While researching for the TEDDY 30 retrospective, it only became too clear: Feature films, Video Art and amateur movies around the world are about to vanish and need to be restored, digitized and distributed. Archives are facing a challenge in order to prevent the analogue film stock from decay. Furthermore it will be a crucial task to re-invent models of distribution to make our queer film heritage part of our cultural memory.
The first conference panel focuses on the topic of queer archives as queer memory. Queer transnational and multiethnic movements, as well as multimedial history should be archived and become available worldwide. This can be achieved in conjunction with the film festival and media professionals. Experts from various fields will discuss what new approaches to the definition and the creation of archives we can find in order to promote an accurate and representative history.
PANEL 2: Re-Imaging The Queer Archive
Dr. Nanna Heidenreich, Host, Institute for Media Studies, Braunschweig University of Art; Arsenal-Berlin, Forum Expanded, Berlin
Nanna Heidenreich works as a lecturer/researcher in media studies at the University of the Arts in Braunschweig (Germany). She is also co-curator for the Berlinale program “Forum Expanded”. She has worked many years with the “Arsenal – Institute for Film and Video Art” in Berlin, including her participation in the project “Living Archive – Archive Work as a Contemporary and Curatorial Practice” (2011-2013). She has published widely on migration, visual culture and postcolonial media theory and has edited several DVDs.

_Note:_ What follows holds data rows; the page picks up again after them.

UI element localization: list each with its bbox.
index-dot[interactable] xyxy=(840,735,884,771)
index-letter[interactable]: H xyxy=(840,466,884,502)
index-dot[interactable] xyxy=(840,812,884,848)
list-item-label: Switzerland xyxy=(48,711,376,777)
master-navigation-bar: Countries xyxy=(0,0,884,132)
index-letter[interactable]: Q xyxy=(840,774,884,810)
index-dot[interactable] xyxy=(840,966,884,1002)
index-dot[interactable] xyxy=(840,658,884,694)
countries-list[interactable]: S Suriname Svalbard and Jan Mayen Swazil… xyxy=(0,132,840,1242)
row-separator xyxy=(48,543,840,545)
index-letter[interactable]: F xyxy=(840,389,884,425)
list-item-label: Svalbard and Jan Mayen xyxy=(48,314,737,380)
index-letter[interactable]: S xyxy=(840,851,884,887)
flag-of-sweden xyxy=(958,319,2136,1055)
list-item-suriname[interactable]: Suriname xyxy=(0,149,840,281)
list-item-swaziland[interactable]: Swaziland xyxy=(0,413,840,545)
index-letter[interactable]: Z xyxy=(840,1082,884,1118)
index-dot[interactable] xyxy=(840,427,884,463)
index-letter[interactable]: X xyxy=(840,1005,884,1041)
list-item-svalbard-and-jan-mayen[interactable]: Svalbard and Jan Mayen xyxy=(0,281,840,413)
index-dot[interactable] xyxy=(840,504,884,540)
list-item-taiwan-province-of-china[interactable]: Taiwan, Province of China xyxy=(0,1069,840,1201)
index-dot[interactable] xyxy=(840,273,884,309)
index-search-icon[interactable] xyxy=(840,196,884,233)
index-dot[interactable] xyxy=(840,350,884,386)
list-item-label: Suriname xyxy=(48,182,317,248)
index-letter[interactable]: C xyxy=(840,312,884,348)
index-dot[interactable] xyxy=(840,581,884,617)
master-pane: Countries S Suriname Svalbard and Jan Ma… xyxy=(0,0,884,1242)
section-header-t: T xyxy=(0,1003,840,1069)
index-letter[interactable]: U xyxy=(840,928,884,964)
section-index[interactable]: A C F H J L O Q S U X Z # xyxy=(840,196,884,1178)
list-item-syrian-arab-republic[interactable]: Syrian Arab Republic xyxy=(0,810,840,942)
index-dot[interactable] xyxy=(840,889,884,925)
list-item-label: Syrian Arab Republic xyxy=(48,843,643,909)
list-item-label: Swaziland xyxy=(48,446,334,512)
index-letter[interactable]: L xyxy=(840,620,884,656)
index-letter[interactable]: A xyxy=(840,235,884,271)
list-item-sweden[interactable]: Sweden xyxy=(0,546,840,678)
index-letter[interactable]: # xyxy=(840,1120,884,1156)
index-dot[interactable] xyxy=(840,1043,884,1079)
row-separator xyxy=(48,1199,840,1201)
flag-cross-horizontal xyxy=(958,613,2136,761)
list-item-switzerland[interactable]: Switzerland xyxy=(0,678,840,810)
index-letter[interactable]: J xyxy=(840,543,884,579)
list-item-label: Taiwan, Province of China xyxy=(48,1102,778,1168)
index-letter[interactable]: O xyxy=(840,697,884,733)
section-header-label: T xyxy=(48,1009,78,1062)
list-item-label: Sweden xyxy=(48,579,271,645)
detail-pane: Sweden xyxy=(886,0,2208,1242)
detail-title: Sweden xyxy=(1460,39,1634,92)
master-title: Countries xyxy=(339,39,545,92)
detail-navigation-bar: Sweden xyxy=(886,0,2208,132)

Alice Royer, Legacy Project Manager, Outfest Los Angeles; American Archive for Television and Film, University of California, Los Angeles
Alice Royer is a film and media scholar, archivist, and programmer from Los Angeles. She is the Legacy Project Manager at “Outfest”, where she oversees the “Outfest UCLA Legacy Project”, the only program in the world exclusively dedicated to protecting and preserving LGBT film. She is also an Assistant Programmer at “Outfest”, and has screened films for “AFI FEST” and the “Los Angeles Film Festival”. In addition to her film festival work, Alice is a PhD Candidate in Cinema & Media Studies at the UCLA.
Prof. Martin Koerber, Head of the Archive at the “Deutsche Kinemathek – Museum für Film und Fernsehen”, Berlin
Martin Koerber is the Head of the Film Archive at the “Deutsche Kinemathek – Museum” for Film and Television. He graduated from the Free University of Berlin with a degree in Media, Art History and Musicology and has been working in filmmaking since the 1980s. In his affiliation with the “Deutsche Kinemathek” he organized the retrospectives for the “Berlin International Film Festival” from 1998 – 2003. In 2003, he was appointed as Professor for Restoration of Audiovisual and Photographic Cultural Heritage at the University of Applied Sciences Berlin.
Prof. Dr. Andreas Kraß, Department of German Literature, Humboldt University; Director of the Archive of Sexology, Humboldt University, Berlin
Andreas Krass is a Professor of German Literature at the Humboldt-University Berlin, with a focus on premodern culture, Gender Studies and Queer Studies. He is a member of the “Center for Transdisciplinary Gender Studies” at the Humboldt University and the director of the “Research Center Archive for Sexology” that investigates the cultural heritage of Magnus Hirschfeld and his Institute for Sexology in Berlin. His forthcoming book on the literary history of friendship between men will be published in Summer 2016.
Dr. Dagmar Brunow, Institute for Film Studies, Linnaeus University, Vaxjö, Sweden
Dagmar Brunow is one of the programmers at the “International Queer Film Festival” Hamburg. As a film scholar she teaches Film Studies and Gender Studies in Sweden. Dagmar has been working for the “Women’s Music Centre” in Hamburg and has been one of the initiators of “Ladyfest” Hamburg. She is a longstanding member of the radio collective “Freies Sender Kombinat” in Hamburg. After publishing an edited collection on Stuart Hall in 2015, she is currently co-editing the first German-language volume on Queer Film Studies.
Cheryl Dunye, Filmmaker, Department of Cinema, San Francisco State University, Liberia/San Francisco
Cheryl Dunye is an Oakland, California, based director, who investigates race, class, and gender in the lives of queer women of color. Her 1996 debut feature, ”The Watermelon Woman”, won the Teddy Award and the award for best feature film at “Outfest”, Torino. Her most recent short film, “Black is Blue” (2014), explores the transphobic experiences of trans black men. It won several awards and will be expanded into a feature film in 2016. Cheryl is also an Assistant Professor in the Department of Cinema at San Francisco State University.